Let's take the example of deleting a post in a database. The system the agent is deployed on may not actually have the rights to delete that post. And for various reasons you may not want to give it access to that.

So instead of deleting the post itself, the agent tells the user "delete this post."

This is what it defines as functions: "the logic and execution of calling the actual API endpoint is offloaded away from the agent and back to the client-side application."

There are several reasons you might do this:

As we described before, you don't want to give the agent permission to perform those actions
You want to do some human-in-the-loop review
Or you want to build the agent while reusing existing API endpoints

So to sum up: with extensions the agent handles the tool execution; with functions the client handles the tool execution.

My Thoughts

This definition is a bit funky. I always have a bit of an issue with hanging concepts on such commonly used words. If you're a developer you already know what a function is. And the definition of function versus extension is kind of unclear.

The whitepaper goes on to mention Google's Vertex AI platform.
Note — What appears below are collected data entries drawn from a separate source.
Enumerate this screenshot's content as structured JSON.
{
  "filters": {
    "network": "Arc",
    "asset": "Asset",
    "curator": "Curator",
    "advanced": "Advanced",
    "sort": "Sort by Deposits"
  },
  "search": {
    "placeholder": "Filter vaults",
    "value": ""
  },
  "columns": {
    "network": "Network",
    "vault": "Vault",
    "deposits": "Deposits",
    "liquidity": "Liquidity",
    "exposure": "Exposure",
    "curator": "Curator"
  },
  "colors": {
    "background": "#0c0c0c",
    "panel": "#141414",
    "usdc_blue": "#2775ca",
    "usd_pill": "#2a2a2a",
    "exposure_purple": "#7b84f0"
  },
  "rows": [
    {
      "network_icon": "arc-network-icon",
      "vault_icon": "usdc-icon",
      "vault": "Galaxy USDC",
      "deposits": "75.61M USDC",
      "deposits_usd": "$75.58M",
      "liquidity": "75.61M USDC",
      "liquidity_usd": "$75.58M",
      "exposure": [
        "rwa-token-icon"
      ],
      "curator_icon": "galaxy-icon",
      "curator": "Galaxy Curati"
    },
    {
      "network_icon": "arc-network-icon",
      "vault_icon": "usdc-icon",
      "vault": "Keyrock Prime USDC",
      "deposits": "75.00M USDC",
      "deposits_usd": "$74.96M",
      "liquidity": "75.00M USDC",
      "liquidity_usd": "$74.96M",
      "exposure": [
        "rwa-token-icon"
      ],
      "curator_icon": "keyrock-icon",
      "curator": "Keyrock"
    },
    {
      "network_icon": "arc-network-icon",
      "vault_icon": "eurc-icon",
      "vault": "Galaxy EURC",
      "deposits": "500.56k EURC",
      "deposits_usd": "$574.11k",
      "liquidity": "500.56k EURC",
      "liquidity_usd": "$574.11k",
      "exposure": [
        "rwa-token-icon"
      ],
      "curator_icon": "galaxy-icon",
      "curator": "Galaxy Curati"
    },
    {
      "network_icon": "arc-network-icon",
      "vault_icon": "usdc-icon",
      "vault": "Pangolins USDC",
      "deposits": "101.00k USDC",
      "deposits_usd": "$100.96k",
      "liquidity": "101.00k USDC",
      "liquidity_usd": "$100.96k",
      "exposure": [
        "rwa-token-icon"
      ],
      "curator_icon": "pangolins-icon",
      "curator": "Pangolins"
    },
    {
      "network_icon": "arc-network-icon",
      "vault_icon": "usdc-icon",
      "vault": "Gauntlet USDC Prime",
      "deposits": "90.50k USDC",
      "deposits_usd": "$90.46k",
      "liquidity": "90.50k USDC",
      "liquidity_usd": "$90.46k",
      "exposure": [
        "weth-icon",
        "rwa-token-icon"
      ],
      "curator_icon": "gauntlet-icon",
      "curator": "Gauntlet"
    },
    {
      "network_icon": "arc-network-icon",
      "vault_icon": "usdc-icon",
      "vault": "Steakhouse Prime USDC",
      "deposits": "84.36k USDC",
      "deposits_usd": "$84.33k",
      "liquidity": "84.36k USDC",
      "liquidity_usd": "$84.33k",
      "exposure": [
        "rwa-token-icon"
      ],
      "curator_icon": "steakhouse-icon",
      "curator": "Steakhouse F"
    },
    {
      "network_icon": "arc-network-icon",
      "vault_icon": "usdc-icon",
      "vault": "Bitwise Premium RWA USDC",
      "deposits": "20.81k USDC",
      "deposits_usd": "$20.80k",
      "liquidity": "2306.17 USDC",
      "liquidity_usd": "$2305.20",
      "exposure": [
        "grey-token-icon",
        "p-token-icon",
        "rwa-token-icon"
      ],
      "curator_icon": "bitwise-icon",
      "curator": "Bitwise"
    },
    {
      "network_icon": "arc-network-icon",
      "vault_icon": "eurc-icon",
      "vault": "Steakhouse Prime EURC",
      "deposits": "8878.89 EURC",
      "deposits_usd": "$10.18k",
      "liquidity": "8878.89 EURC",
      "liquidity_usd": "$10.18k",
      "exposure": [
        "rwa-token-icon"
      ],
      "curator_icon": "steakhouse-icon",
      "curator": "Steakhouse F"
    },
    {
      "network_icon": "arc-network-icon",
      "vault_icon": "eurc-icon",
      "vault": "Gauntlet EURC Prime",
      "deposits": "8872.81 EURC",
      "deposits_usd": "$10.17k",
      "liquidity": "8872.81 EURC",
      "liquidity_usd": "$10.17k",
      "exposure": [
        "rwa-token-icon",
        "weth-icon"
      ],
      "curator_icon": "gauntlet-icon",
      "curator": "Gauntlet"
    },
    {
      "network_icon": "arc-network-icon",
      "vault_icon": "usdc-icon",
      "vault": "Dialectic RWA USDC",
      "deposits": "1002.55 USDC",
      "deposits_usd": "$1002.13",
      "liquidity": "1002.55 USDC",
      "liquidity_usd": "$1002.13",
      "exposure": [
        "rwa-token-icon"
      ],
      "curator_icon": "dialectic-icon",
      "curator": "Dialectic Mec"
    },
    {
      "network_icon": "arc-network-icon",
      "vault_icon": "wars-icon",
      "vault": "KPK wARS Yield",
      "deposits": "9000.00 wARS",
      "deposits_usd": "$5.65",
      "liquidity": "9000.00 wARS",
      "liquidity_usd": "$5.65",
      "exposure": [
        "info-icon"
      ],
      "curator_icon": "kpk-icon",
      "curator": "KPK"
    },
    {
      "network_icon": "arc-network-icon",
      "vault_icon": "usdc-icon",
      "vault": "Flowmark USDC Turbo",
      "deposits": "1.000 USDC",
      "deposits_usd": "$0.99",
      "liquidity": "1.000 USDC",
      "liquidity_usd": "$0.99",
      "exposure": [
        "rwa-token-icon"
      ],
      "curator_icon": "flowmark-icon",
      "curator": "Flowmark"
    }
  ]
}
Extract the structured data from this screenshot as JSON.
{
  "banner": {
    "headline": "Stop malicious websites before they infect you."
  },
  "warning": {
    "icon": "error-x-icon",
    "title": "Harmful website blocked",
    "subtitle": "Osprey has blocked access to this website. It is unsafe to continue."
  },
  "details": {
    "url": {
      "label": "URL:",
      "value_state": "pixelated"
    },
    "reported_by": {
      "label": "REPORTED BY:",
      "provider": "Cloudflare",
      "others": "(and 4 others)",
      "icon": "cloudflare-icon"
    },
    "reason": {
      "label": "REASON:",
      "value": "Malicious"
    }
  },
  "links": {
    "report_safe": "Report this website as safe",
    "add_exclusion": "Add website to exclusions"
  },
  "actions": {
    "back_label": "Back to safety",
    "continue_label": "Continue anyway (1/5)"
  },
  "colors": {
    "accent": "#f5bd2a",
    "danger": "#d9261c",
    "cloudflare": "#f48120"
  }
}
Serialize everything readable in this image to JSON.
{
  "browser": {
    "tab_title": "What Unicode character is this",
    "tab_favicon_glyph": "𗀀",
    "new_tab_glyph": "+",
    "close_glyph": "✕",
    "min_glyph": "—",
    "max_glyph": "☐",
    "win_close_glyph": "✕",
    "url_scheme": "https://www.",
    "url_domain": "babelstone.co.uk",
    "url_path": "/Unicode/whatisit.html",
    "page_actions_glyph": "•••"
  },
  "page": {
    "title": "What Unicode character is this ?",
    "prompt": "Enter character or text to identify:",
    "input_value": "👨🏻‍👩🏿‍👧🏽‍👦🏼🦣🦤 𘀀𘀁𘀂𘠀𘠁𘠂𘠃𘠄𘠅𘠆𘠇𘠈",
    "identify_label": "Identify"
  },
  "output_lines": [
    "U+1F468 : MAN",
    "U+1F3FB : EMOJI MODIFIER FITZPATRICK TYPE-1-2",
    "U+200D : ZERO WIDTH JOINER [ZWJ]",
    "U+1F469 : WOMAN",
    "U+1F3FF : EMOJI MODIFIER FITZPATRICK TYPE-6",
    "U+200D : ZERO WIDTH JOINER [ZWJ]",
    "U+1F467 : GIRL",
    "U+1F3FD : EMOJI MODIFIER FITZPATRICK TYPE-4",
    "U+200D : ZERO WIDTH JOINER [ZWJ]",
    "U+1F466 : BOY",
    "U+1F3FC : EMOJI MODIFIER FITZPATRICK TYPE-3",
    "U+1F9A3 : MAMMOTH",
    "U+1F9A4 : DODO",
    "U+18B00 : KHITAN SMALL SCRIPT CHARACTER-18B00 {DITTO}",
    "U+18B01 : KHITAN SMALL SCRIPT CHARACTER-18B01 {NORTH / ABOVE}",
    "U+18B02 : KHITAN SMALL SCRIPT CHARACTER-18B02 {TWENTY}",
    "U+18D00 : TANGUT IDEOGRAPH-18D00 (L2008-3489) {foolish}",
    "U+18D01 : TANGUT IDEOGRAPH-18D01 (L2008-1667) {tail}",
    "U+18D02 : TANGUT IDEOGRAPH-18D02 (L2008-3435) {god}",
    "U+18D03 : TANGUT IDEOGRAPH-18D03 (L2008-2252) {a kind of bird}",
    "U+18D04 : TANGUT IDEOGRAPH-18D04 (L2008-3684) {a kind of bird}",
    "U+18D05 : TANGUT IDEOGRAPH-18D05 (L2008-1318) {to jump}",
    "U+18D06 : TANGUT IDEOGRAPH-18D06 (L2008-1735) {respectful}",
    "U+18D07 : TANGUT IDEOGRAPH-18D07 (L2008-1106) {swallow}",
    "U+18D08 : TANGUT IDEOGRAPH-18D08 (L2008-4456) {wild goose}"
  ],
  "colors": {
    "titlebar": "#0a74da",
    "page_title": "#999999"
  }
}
So it's possible that functions versus extensions is a key concept there.

I do like it as a teaching device but I'm not sure if I'm going to be using that definition myself.

Conclusion

Overall Google's whitepaper is a pretty nice introduction to the field, and adds a couple of interesting definitions to the discussion.

There's more stuff in there like examples using LangChain and Python, so it's worth checking out yourself.

But I hope you enjoyed that summary and I will see you for the next one.